Wikitecture – What Radical Collaboration in Architecture can Teach Business
Recently Studio Wikitecture won Architecture for Humanity’s Founders Award for their submission; a health facility in Nepal. There were over 500 entrants to the contest. Many of Studio Wikitecture’s contributors (roughly 40) were not architects but each brought specific, local knowledge that benefitted the project.
I want to summarize some of the insights from looking at how Wikitecture works -- and then follow with some great video from the project.
Many businesses are wrestling with the notion of “collaboration” and its possible benefits. Wikitecture reinforces some important points:
- Nothing is off limits: Collaboration can successfully occur in the production of almost anything (if architects can do it anyone can…). In this case over 40 people came together to design a public health facility in Nepal. This was a complex project that needed to consider a whole variety of factors (aesthetic, cultural, material).
- Diversity adds value: The more people from differing backgrounds the better the information pool to draw from. Many contributors were not architects but people who had been to this particular region in Nepal. That drove specific insights that might have been unavailable to the average sized architecture firm doing research. This included building material suggestions (example: adobe and gabion wall construction was suggested as among the most viable design material given the exact -and remote- location and the ability to utilize local labor. Other materials would not only cost more but could even be prohibitive in terms of shipping into the area) and the impact of culture on design (example: In Nepal an odd number of steps is considered inauspicious so all stair plans were designed for even numbers.)

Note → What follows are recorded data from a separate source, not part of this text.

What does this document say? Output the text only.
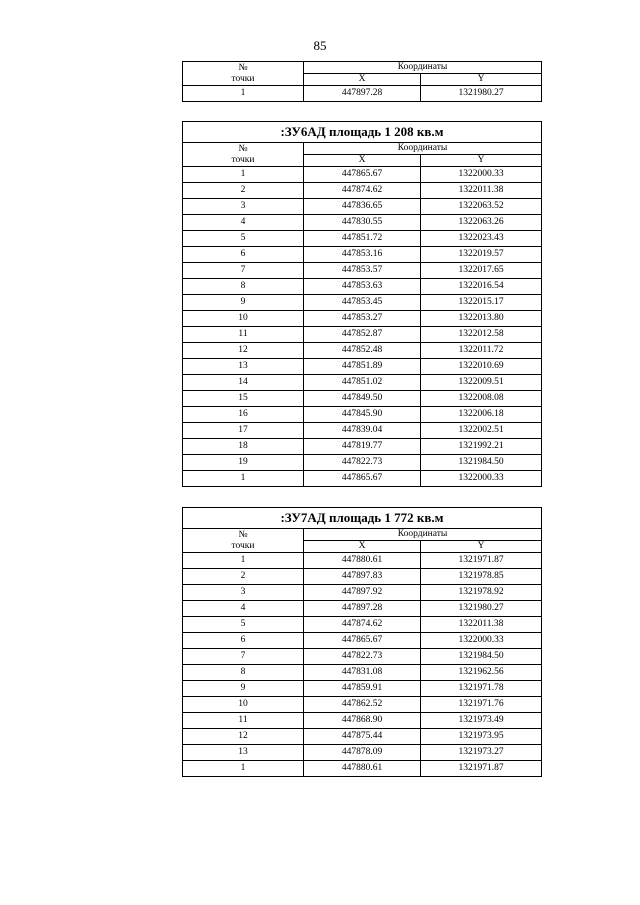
85
№
точки	Координаты	
	X	Y
1	447897.28	1321980.27
:ЗУ6АД площадь 1 208 кв.м		
№
точки	Координаты	
	X	Y
1	447865.67	1322000.33
2	447874.62	1322011.38
3	447836.65	1322063.52
4	447830.55	1322063.26
5	447851.72	1322023.43
6	447853.16	1322019.57
7	447853.57	1322017.65
8	447853.63	1322016.54
9	447853.45	1322015.17
10	447853.27	1322013.80
11	447852.87	1322012.58
12	447852.48	1322011.72
13	447851.89	1322010.69
14	447851.02	1322009.51
15	447849.50	1322008.08
16	447845.90	1322006.18
17	447839.04	1322002.51
18	447819.77	1321992.21
19	447822.73	1321984.50
1	447865.67	1322000.33
:ЗУ7АД площадь 1 772 кв.м		
№
точки	Координаты	
	X	Y
1	447880.61	1321971.87
2	447897.83	1321978.85
3	447897.92	1321978.92
4	447897.28	1321980.27
5	447874.62	1322011.38
6	447865.67	1322000.33
7	447822.73	1321984.50
8	447831.08	1321962.56
9	447859.91	1321971.78
10	447862.52	1321971.76
11	447868.90	1321973.49
12	447875.44	1321973.95
13	447878.09	1321973.27
1	447880.61	1321971.87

- Structure drives behavior: Collaboration benefits from a clear structure to facilitate results. The wiki tree works in much the same way that Wikipedia does in setting specific rules up front that drive a successful outcome and allow many people to contribute harmoniously. These “nudges” move decision-making and consensus in a positive direction.
- Organizing beyond the workplace: While Jon is a professional architect and earns his living that way, many of the participants are not (and have no desire to be) professional architects. They added their talent and insight for motivations other than money. Businesses that learn how to engage talent beyond their workplace in the same ways that Jon has will have an inherent advantage.